Testing pilot needs ‘more sustainable solution’ to work
LOGISTICAL problems have emerged with the seven-day testing pilot for opening up the island’s borders.
When it was first announced, the idea of testing incoming travellers after seven days of quarantine and letting them skip the remaining seven days if they tested negative, was presented as a low-risk compromise, although it did come with the caveat that it needed to be ‘stress-tested’.
There was some surprise at last Friday’s States press conference when the authorities suddenly sounded lukewarm about the pilot before the testing had even started, and announced that it was unlikely to be repeated or extended before 1 September.
During yesterday’s public hearing into the handling of the pandemic, further information was revealed about some of the challenges the pilot had posed.
The hearing was organised by the Scrutiny Management Committee.
Committee member Deputy Jennifer Merrett asked why the pilot idea had apparently been abandoned, regardless of data.
Dr Nicola Brink, the Director of Public Health, said that the system needed ‘scaling up’ and a ‘more sustainable solution’ required proper mapping out.
Part of the issue is down to numbers and capacity. It is considered unfeasible to cap testing at 250 per day when there could be 1,000 travellers per day.
One of the ways it could be up-scaled is by pooling samples together, with four different samples in one well, and this idea is being investigated.
Another complication with the seven-day pilot is that travellers who are not Guernsey citizens are more difficult to process.

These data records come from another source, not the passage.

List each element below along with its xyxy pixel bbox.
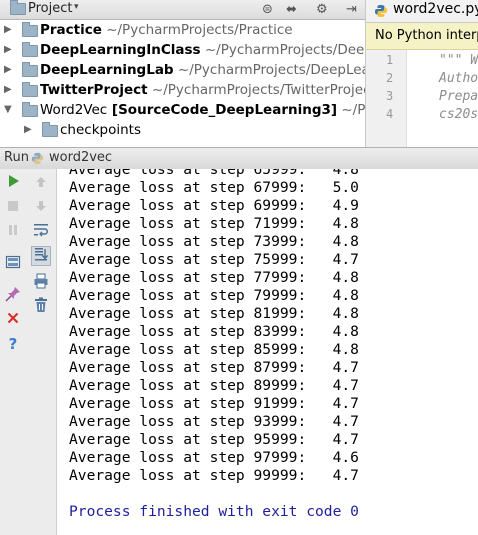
arrow-down-icon[interactable] bbox=[31, 198, 51, 218]
rerun-icon[interactable] bbox=[3, 174, 23, 194]
editor-tab-word2vec[interactable]: word2vec.py bbox=[366, 0, 478, 23]
console-line: Average loss at step 79999: 4.8 bbox=[69, 287, 359, 304]
console-line: Average loss at step 73999: 4.8 bbox=[69, 233, 359, 250]
run-config-tab[interactable]: word2vec bbox=[49, 150, 112, 165]
console-line: Average loss at step 91999: 4.7 bbox=[69, 395, 359, 412]
restore-layout-icon[interactable] bbox=[3, 254, 23, 274]
tree-item-deeplearninginclass[interactable]: ▶ DeepLearningInClass ~/PycharmProjects/… bbox=[0, 41, 365, 61]
tree-item-path: ~/PycharmProjects/TwitterProject bbox=[147, 82, 365, 98]
console-line: Average loss at step 89999: 4.7 bbox=[69, 377, 359, 394]
python-run-config-icon bbox=[31, 152, 44, 165]
soft-wrap-icon[interactable] bbox=[31, 222, 51, 242]
console-line: Average loss at step 87999: 4.7 bbox=[69, 359, 359, 376]
console-line: Average loss at step 67999: 5.0 bbox=[69, 179, 359, 196]
project-folder-icon bbox=[10, 0, 26, 19]
interpreter-warning-text: No Python interpr bbox=[375, 28, 478, 43]
close-icon[interactable] bbox=[3, 310, 23, 330]
line-number: 3 bbox=[386, 89, 394, 103]
arrow-up-icon[interactable] bbox=[31, 174, 51, 194]
editor-tab-label: word2vec.py bbox=[393, 1, 478, 17]
process-exit-message: Process finished with exit code 0 bbox=[69, 503, 359, 520]
tree-item-label: checkpoints bbox=[60, 122, 141, 138]
project-tool-window: Project ▾ ⊜ ⬌ ⚙ ⇥ ▶ Practice ~/PycharmPr… bbox=[0, 0, 365, 147]
run-tool-window-header: Run word2vec bbox=[0, 147, 478, 170]
code-line[interactable]: Prepa bbox=[439, 89, 478, 104]
interpreter-warning-banner[interactable]: No Python interpr bbox=[366, 23, 478, 50]
expand-arrow-icon[interactable]: ▶ bbox=[24, 124, 32, 135]
tree-item-path: ~/PycharmProjects/Practice bbox=[101, 22, 293, 38]
tree-item-deeplearninglab[interactable]: ▶ DeepLearningLab ~/PycharmProjects/Deep… bbox=[0, 61, 365, 81]
code-line[interactable]: Autho bbox=[439, 71, 478, 86]
console-line: Average loss at step 75999: 4.7 bbox=[69, 251, 359, 268]
tree-item-path: ~/Pychar bbox=[341, 102, 365, 118]
console-line: Average loss at step 83999: 4.8 bbox=[69, 323, 359, 340]
console-line: Average loss at step 65999: 4.8 bbox=[69, 169, 359, 178]
console-output[interactable]: Average loss at step 65999: 4.8 Average … bbox=[57, 169, 478, 535]
folder-icon bbox=[22, 22, 38, 41]
console-line: Average loss at step 69999: 4.9 bbox=[69, 197, 359, 214]
line-number: 2 bbox=[386, 71, 394, 85]
folder-icon bbox=[22, 82, 38, 101]
print-icon[interactable] bbox=[31, 273, 51, 293]
expand-arrow-icon[interactable]: ▶ bbox=[4, 44, 12, 55]
editor-pane: word2vec.py No Python interpr 1 2 3 4 ""… bbox=[365, 0, 478, 147]
line-number: 1 bbox=[386, 53, 394, 67]
expand-arrow-icon[interactable]: ▶ bbox=[4, 64, 12, 75]
tree-item-path: ~/PycharmProjects/DeepLearnin bbox=[177, 62, 365, 78]
stop-icon[interactable] bbox=[3, 198, 23, 218]
console-line: Average loss at step 77999: 4.8 bbox=[69, 269, 359, 286]
folder-icon bbox=[42, 122, 58, 141]
expand-arrow-icon[interactable]: ▶ bbox=[4, 84, 12, 95]
console-line: Average loss at step 95999: 4.7 bbox=[69, 431, 359, 448]
tree-item-label: DeepLearningLab bbox=[40, 62, 174, 78]
console-line: Average loss at step 93999: 4.7 bbox=[69, 413, 359, 430]
console-line: Average loss at step 81999: 4.8 bbox=[69, 305, 359, 322]
folder-icon bbox=[22, 62, 38, 81]
run-toolbar-primary: ? bbox=[0, 169, 28, 535]
hide-panel-icon[interactable]: ⇥ bbox=[346, 1, 357, 18]
project-view-selector[interactable]: Project bbox=[28, 1, 72, 16]
tree-item-path: ~/PycharmProjects/DeepLea bbox=[204, 42, 365, 58]
tree-item-label: DeepLearningInClass bbox=[40, 42, 201, 58]
console-line: Average loss at step 85999: 4.8 bbox=[69, 341, 359, 358]
expand-arrow-icon[interactable]: ▶ bbox=[4, 24, 12, 35]
project-header: Project ▾ ⊜ ⬌ ⚙ ⇥ bbox=[0, 0, 365, 20]
run-window-title: Run bbox=[4, 150, 29, 165]
console-line: Average loss at step 97999: 4.6 bbox=[69, 449, 359, 466]
trash-icon[interactable] bbox=[31, 297, 51, 317]
code-line[interactable]: """ W bbox=[439, 53, 478, 68]
collapse-all-icon[interactable]: ⬌ bbox=[286, 1, 297, 18]
folder-icon bbox=[22, 102, 38, 121]
tree-item-practice[interactable]: ▶ Practice ~/PycharmProjects/Practice bbox=[0, 21, 365, 41]
line-number-gutter: 1 2 3 4 bbox=[366, 50, 407, 147]
python-file-icon bbox=[375, 5, 387, 17]
tree-item-twitterproject[interactable]: ▶ TwitterProject ~/PycharmProjects/Twitt… bbox=[0, 81, 365, 101]
run-toolbar-secondary bbox=[27, 169, 57, 535]
pin-tab-icon[interactable] bbox=[3, 286, 23, 306]
tree-item-checkpoints[interactable]: ▶ checkpoints bbox=[0, 121, 365, 141]
line-number: 4 bbox=[386, 107, 394, 121]
scroll-to-end-icon[interactable] bbox=[31, 246, 51, 266]
tree-item-word2vec[interactable]: ▼ Word2Vec [SourceCode_DeepLearning3] ~/… bbox=[0, 101, 365, 121]
code-line[interactable]: cs20s bbox=[439, 107, 478, 122]
tree-item-label: TwitterProject bbox=[40, 82, 148, 98]
folder-icon bbox=[22, 42, 38, 61]
chevron-down-icon[interactable]: ▾ bbox=[74, 2, 79, 12]
tree-item-label: Word2Vec bbox=[40, 102, 108, 118]
collapse-arrow-icon[interactable]: ▼ bbox=[4, 104, 12, 115]
locate-file-icon[interactable]: ⊜ bbox=[262, 1, 273, 18]
tree-item-module-name: [SourceCode_DeepLearning3] bbox=[107, 102, 338, 118]
help-icon[interactable]: ? bbox=[3, 334, 23, 354]
pause-icon[interactable] bbox=[3, 222, 23, 242]
tree-item-label: Practice bbox=[40, 22, 102, 38]
gear-icon[interactable]: ⚙ bbox=[316, 1, 328, 18]
console-line: Average loss at step 71999: 4.8 bbox=[69, 215, 359, 232]
console-line: Average loss at step 99999: 4.7 bbox=[69, 467, 359, 484]
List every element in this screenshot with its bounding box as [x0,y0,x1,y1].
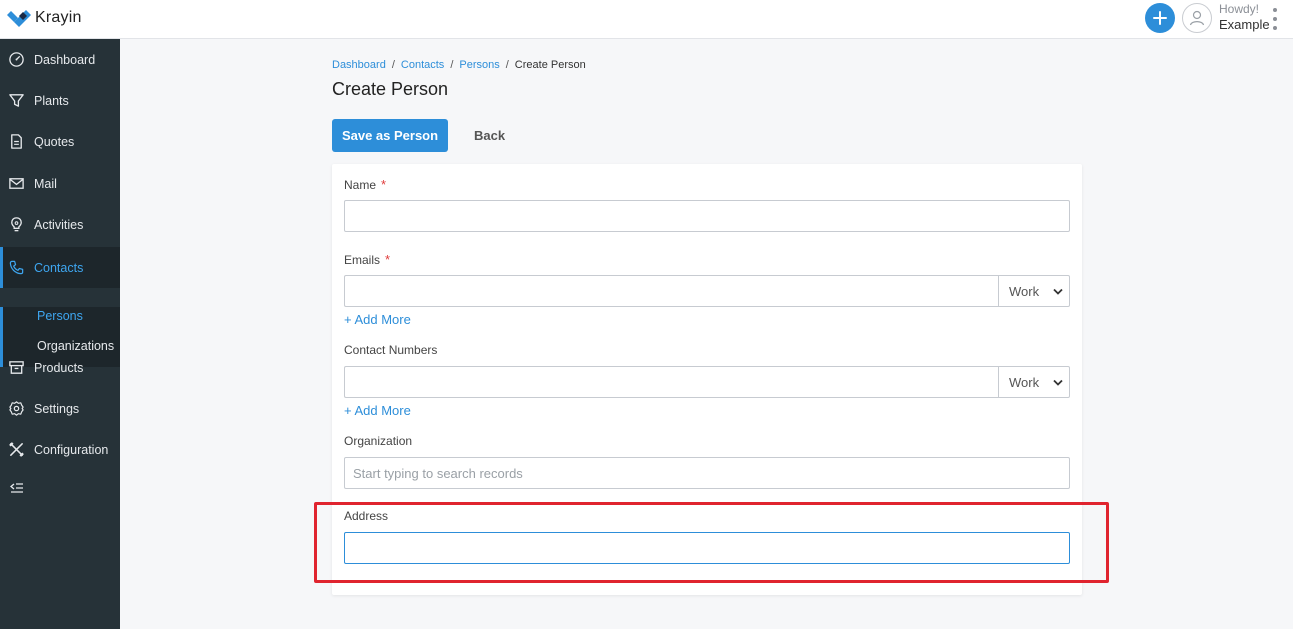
phone-icon [9,260,24,275]
krayin-logo-icon [7,10,31,27]
name-input[interactable] [344,200,1070,232]
address-label: Address [344,509,389,523]
add-more-contact-link[interactable]: + Add More [344,403,411,418]
contact-number-input[interactable] [344,366,999,398]
lightbulb-icon [11,217,22,232]
contact-numbers-label: Contact Numbers [344,343,438,357]
sidebar-item-label: Quotes [34,134,75,149]
quick-add-button[interactable] [1145,3,1175,33]
sidebar-item-label: Dashboard [34,52,96,67]
name-label: Name * [344,177,387,192]
sidebar-item-label: Products [34,360,84,375]
emails-label: Emails * [344,252,391,267]
organization-input[interactable] [344,457,1070,489]
sidebar-item-quotes[interactable]: Quotes [0,121,120,162]
sidebar-item-settings[interactable]: Settings [0,388,120,429]
add-more-email-link[interactable]: + Add More [344,312,411,327]
sidebar: Dashboard Plants Quotes Mail Activities … [0,39,120,629]
chevron-down-icon [1053,379,1063,386]
user-avatar[interactable] [1182,3,1212,33]
sidebar-item-label: Activities [34,217,84,232]
sidebar-item-plants[interactable]: Plants [0,80,120,121]
user-icon [1189,10,1205,26]
back-button[interactable]: Back [466,119,513,152]
mail-icon [9,178,24,189]
address-input[interactable] [344,532,1070,564]
breadcrumb-dashboard[interactable]: Dashboard [332,59,386,71]
organization-label: Organization [344,434,413,448]
email-input[interactable] [344,275,999,307]
collapse-sidebar-icon[interactable] [9,480,25,496]
sidebar-item-label: Settings [34,401,80,416]
sidebar-item-dashboard[interactable]: Dashboard [0,39,120,80]
dashboard-icon [9,52,24,67]
sidebar-item-contacts[interactable]: Contacts [0,247,120,288]
sidebar-item-configuration[interactable]: Configuration [0,429,120,470]
sidebar-item-label: Configuration [34,442,109,457]
top-bar: Krayin Howdy! Example [0,0,1293,39]
breadcrumb: Dashboard / Contacts / Persons / Create … [332,59,586,71]
sidebar-item-mail[interactable]: Mail [0,163,120,204]
plus-icon [1153,11,1167,25]
breadcrumb-contacts[interactable]: Contacts [401,59,444,71]
tools-icon [9,442,24,457]
sidebar-item-label: Mail [34,176,57,191]
chevron-down-icon [1053,288,1063,295]
user-greeting[interactable]: Howdy! Example [1219,2,1270,32]
archive-icon [9,361,24,374]
breadcrumb-persons[interactable]: Persons [459,59,499,71]
breadcrumb-current: Create Person [514,59,586,71]
required-mark: * [381,177,387,192]
brand[interactable]: Krayin [6,7,82,29]
filter-icon [9,94,24,107]
sidebar-subitem-persons[interactable]: Persons [37,309,83,323]
gear-icon [9,401,24,416]
sidebar-item-products[interactable]: Products [0,347,120,388]
howdy-text: Howdy! [1219,2,1260,16]
more-options-icon[interactable] [1268,8,1282,30]
brand-name: Krayin [35,9,82,26]
sidebar-item-activities[interactable]: Activities [0,204,120,245]
sidebar-item-label: Plants [34,93,69,108]
person-form: Name * Emails * Work + Add More Contact Nu… [332,164,1082,595]
sidebar-item-label: Contacts [34,260,84,275]
user-name: Example [1219,17,1270,32]
phone-type-select[interactable]: Work [998,366,1070,398]
document-icon [11,134,22,149]
page-title: Create Person [332,79,449,99]
email-type-select[interactable]: Work [998,275,1070,307]
save-as-person-button[interactable]: Save as Person [332,119,448,152]
required-mark: * [385,252,391,267]
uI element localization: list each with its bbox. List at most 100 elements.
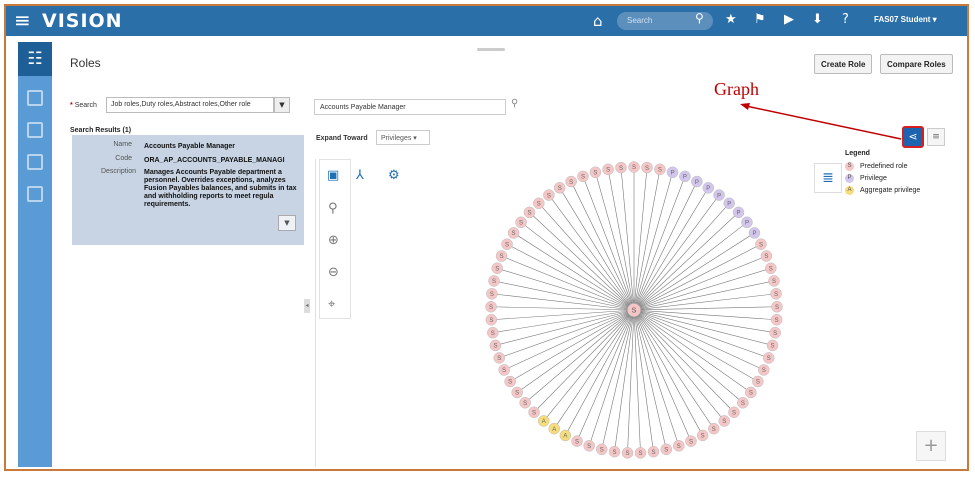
graph-node[interactable]: S	[634, 447, 647, 459]
graph-node[interactable]: S	[673, 440, 685, 452]
graph-node[interactable]: P	[741, 216, 753, 229]
graph-node[interactable]: S	[515, 216, 527, 229]
graph-node[interactable]: S	[745, 386, 757, 399]
hamburger-icon[interactable]: ≡	[14, 10, 31, 30]
graph-node[interactable]: S	[770, 288, 782, 300]
graph-node[interactable]: S	[685, 435, 697, 447]
graph-node[interactable]: P	[748, 227, 761, 239]
download-icon[interactable]: ⬇	[812, 12, 823, 27]
graph-node[interactable]: S	[511, 386, 523, 399]
graph-node[interactable]: S	[728, 406, 740, 419]
graph-node[interactable]: A	[559, 429, 572, 442]
home-icon[interactable]: ⌂	[593, 12, 603, 30]
graph-node[interactable]: S	[755, 238, 767, 250]
role-search-input[interactable]: Accounts Payable Manager	[314, 99, 506, 115]
expand-icon[interactable]: ▼	[278, 215, 296, 231]
graph-node[interactable]: S	[485, 314, 498, 326]
graph-node[interactable]: S	[495, 250, 508, 262]
search-icon[interactable]: ⚲	[695, 11, 704, 25]
search-result-card[interactable]: Name Accounts Payable Manager Code ORA_A…	[72, 135, 304, 245]
graph-node[interactable]: S	[615, 161, 627, 174]
select-icon[interactable]: ▣	[327, 168, 339, 183]
graph-node[interactable]: S	[523, 206, 536, 219]
play-icon[interactable]: ▶	[784, 12, 794, 27]
graph-node[interactable]: S	[543, 189, 555, 201]
graph-node[interactable]: S	[571, 435, 583, 447]
nodes-icon[interactable]: ⚙	[388, 168, 400, 183]
collapse-panel-handle[interactable]: ◂	[304, 299, 310, 313]
graph-node[interactable]: S	[553, 182, 566, 194]
graph-node[interactable]: S	[770, 314, 783, 326]
graph-node[interactable]: P	[702, 182, 715, 194]
graph-node[interactable]: A	[548, 422, 560, 435]
create-role-button[interactable]: Create Role	[814, 54, 873, 74]
graph-node[interactable]: S	[577, 170, 589, 183]
graph-node[interactable]: S	[488, 275, 500, 287]
graph-node[interactable]: S	[708, 422, 720, 435]
graph-node[interactable]: S	[583, 440, 595, 452]
graph-node[interactable]: S	[491, 262, 503, 275]
graph-node[interactable]: P	[723, 197, 735, 210]
graph-node[interactable]: S	[696, 429, 709, 442]
graph-node[interactable]: S	[519, 396, 531, 409]
org-chart-icon[interactable]	[27, 122, 43, 138]
graph-node[interactable]: S	[768, 275, 780, 287]
graph-node[interactable]: S	[565, 175, 577, 188]
graph-node[interactable]: S	[498, 364, 510, 376]
hierarchy-icon[interactable]: ⅄	[356, 168, 364, 183]
center-node[interactable]: S	[626, 302, 642, 318]
graph-node[interactable]: S	[752, 375, 764, 388]
drag-handle[interactable]	[477, 48, 505, 51]
graph-node[interactable]: P	[666, 166, 679, 179]
magnifier-icon[interactable]: ⚲	[511, 98, 518, 109]
graph-node[interactable]: S	[771, 300, 783, 313]
graph-node[interactable]: S	[760, 250, 773, 262]
graph-node[interactable]: S	[602, 163, 614, 176]
star-icon[interactable]: ★	[725, 12, 737, 27]
graph-node[interactable]: S	[762, 352, 775, 364]
add-icon[interactable]: +	[916, 431, 946, 461]
graph-node[interactable]: S	[737, 396, 749, 409]
graph-node[interactable]: S	[501, 238, 513, 250]
graph-node[interactable]: S	[660, 443, 673, 456]
graph-node[interactable]: S	[533, 197, 545, 210]
graph-node[interactable]: S	[489, 339, 502, 352]
list-view-button[interactable]: ≡	[927, 128, 945, 146]
graph-node[interactable]: S	[608, 445, 621, 458]
graph-node[interactable]: S	[528, 406, 540, 419]
graph-node[interactable]: S	[486, 288, 498, 300]
compare-roles-button[interactable]: Compare Roles	[880, 54, 953, 74]
graph-node[interactable]: S	[769, 326, 781, 339]
graph-node[interactable]: P	[679, 170, 691, 183]
zoom-in-icon[interactable]: ⊕	[328, 233, 339, 248]
graph-node[interactable]: S	[487, 326, 499, 339]
graph-node[interactable]: S	[621, 447, 634, 459]
zoom-out-icon[interactable]: ⊖	[328, 265, 339, 280]
graph-node[interactable]: S	[504, 375, 516, 388]
graph-node[interactable]: S	[641, 161, 653, 174]
graph-node[interactable]: S	[589, 166, 602, 179]
graph-node[interactable]: S	[595, 443, 608, 456]
graph-node[interactable]: S	[765, 262, 777, 275]
report-icon[interactable]	[27, 154, 43, 170]
user-icon[interactable]	[27, 90, 43, 106]
role-graph[interactable]: S S S PPPPPPPPPSSSSSSSSSSSSSSSSSSSSSSSSSSSS…	[474, 158, 794, 468]
graph-node[interactable]: S	[628, 161, 640, 173]
users-icon[interactable]: ☷	[18, 42, 52, 76]
graph-node[interactable]: S	[758, 364, 770, 376]
expand-toward-select[interactable]: Privileges ▾	[376, 130, 430, 145]
graph-node[interactable]: A	[538, 415, 550, 427]
zoom-icon[interactable]: ⚲	[328, 201, 338, 216]
graph-node[interactable]: S	[485, 300, 497, 313]
chevron-down-icon[interactable]: ▼	[274, 97, 290, 113]
graph-node[interactable]: P	[713, 189, 725, 201]
graph-node[interactable]: S	[766, 339, 779, 352]
graph-node[interactable]: S	[507, 227, 520, 239]
help-icon[interactable]: ?	[842, 12, 849, 27]
graph-node[interactable]: P	[732, 206, 745, 219]
flag-icon[interactable]: ⚑	[754, 12, 766, 27]
graph-node[interactable]: S	[654, 163, 666, 176]
role-type-select[interactable]: Job roles,Duty roles,Abstract roles,Othe…	[106, 97, 274, 113]
graph-node[interactable]: S	[718, 415, 730, 427]
list-icon[interactable]	[27, 186, 43, 202]
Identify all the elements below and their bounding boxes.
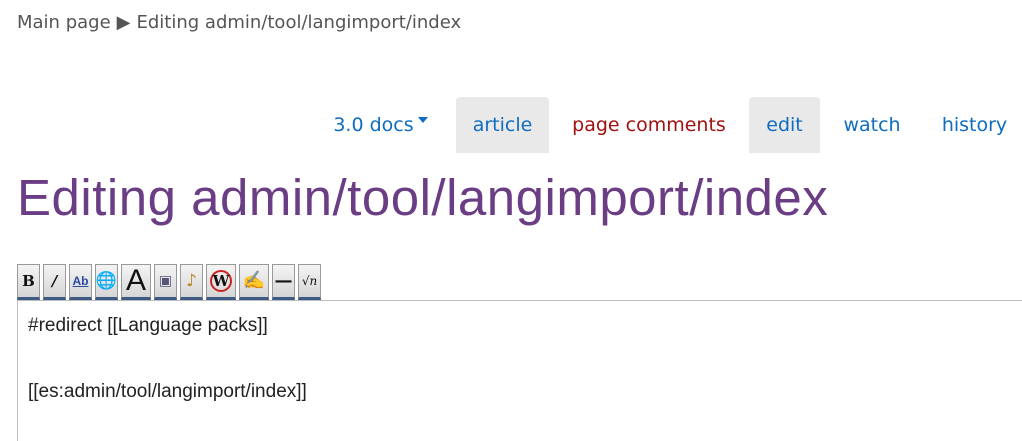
breadcrumb-current: Editing admin/tool/langimport/index [136,12,462,33]
tab-history-label: history [941,114,1008,136]
horizontal-line-button[interactable]: — [272,264,295,300]
editor-line-blank [28,337,1022,381]
page-tabs: 3.0 docs article page comments edit watc… [0,97,1022,153]
tab-edit[interactable]: edit [749,97,820,153]
math-formula-button[interactable]: √n [298,264,321,300]
tab-article[interactable]: article [456,97,549,153]
breadcrumb-home-link[interactable]: Main page [17,12,111,33]
embedded-file-icon: ▣ [158,273,173,289]
horizontal-line-icon: — [274,270,293,291]
internal-link-button[interactable]: Ab [69,264,92,300]
media-file-icon: ♪ [186,270,197,291]
editor-line: #redirect [[Language packs]] [28,315,268,336]
tab-history[interactable]: history [937,97,1012,153]
external-link-button[interactable]: 🌐 [95,264,118,300]
bold-button[interactable]: B [17,264,40,300]
page-title: Editing admin/tool/langimport/index [17,169,829,226]
bold-icon: B [22,271,35,290]
editing-toolbar: B / Ab 🌐 A ▣ ♪ W ✍ — √n [17,264,324,300]
headline-button[interactable]: A [121,264,151,300]
tab-page-comments[interactable]: page comments [566,97,732,153]
internal-link-icon: Ab [72,274,89,288]
headline-icon: A [125,264,146,297]
no-wiki-icon: W [210,270,232,292]
signature-icon: ✍ [242,270,266,291]
tab-docs-version-label: 3.0 docs [333,114,414,136]
signature-button[interactable]: ✍ [239,264,269,300]
breadcrumb: Main page ▶ Editing admin/tool/langimport/… [17,12,461,33]
external-link-icon: 🌐 [95,270,118,291]
wikitext-editor[interactable]: #redirect [[Language packs]] [[es:admin/… [17,300,1022,441]
tab-docs-version-dropdown[interactable]: 3.0 docs [333,97,428,153]
editor-line: [[es:admin/tool/langimport/index]] [28,381,307,402]
italic-icon: / [51,271,58,290]
math-formula-icon: √n [301,274,318,288]
tab-edit-label: edit [766,114,803,136]
embedded-file-button[interactable]: ▣ [154,264,177,300]
tab-page-comments-label: page comments [572,114,726,136]
tab-article-label: article [472,114,533,136]
tab-watch-label: watch [843,114,901,136]
no-wiki-button[interactable]: W [206,264,236,300]
italic-button[interactable]: / [43,264,66,300]
chevron-down-icon [417,117,428,123]
tab-watch[interactable]: watch [838,97,906,153]
breadcrumb-separator-icon: ▶ [116,12,131,33]
media-file-button[interactable]: ♪ [180,264,203,300]
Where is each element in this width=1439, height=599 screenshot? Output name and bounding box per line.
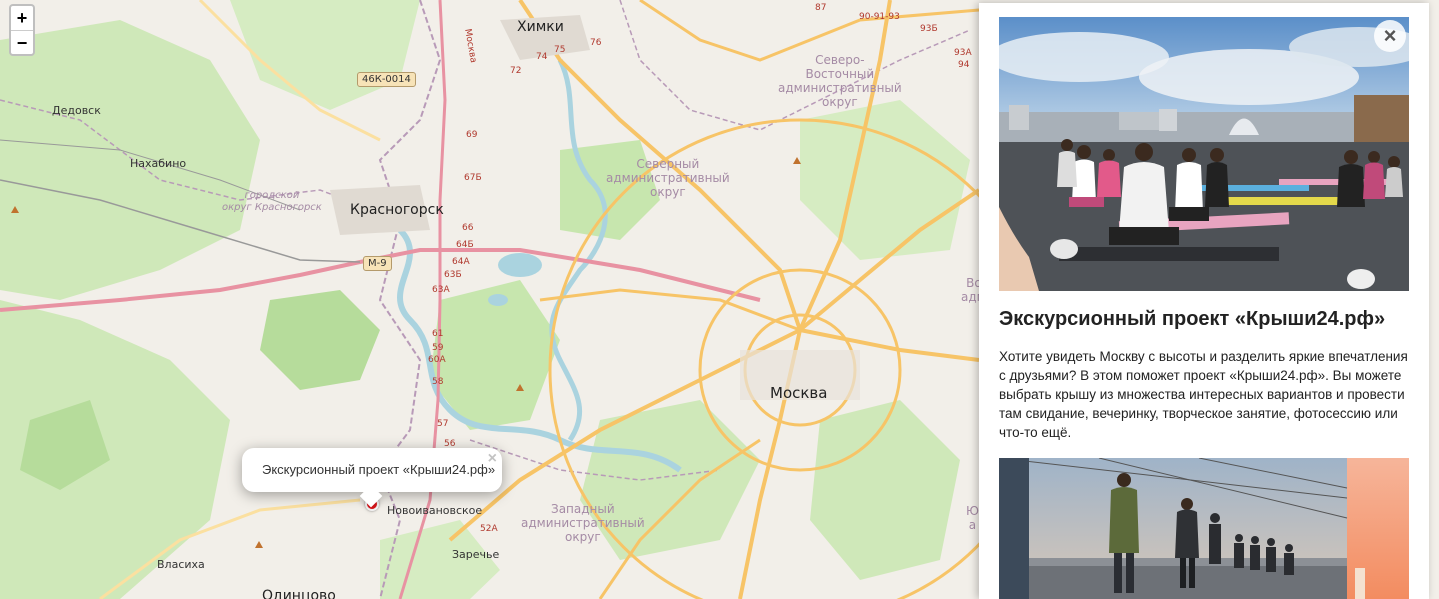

A further problem is that the staff in the testing laboratory have been working flat out for months and Dr Brink said they needed some downtime.
The watchwords of Dr Brink’s campaign against coronavirus remain caution, meticulous planning and thorough analysis of the data.
‘We want to get it right for phase six.’
SMC non-States member Advocate Peter Harwood asked Dr Brink what data she was looking at in regards to moving to reopening the borders for phase six.
Dr Brink prefaced her answer by explaining that, although the island was classed as Covid-free, there remained Covid activity in all the surrounding jurisdictions.
‘Sixteen people have lost their lives, and none of them had travelled. They all had the infection brought to them.’
Dr Brink said she was examining the weekly data from the UK’s Office for National Statistics which attempts to establish the community prevalence of Covid-19 outside of care homes and hospitals.
‘At one in 5,000 or less we could potentially cope, but we need to know that track and trace can cope, so we’re modelling lots of different scenarios and it requires great detail, and we need to check it all aligns with the pilot data.’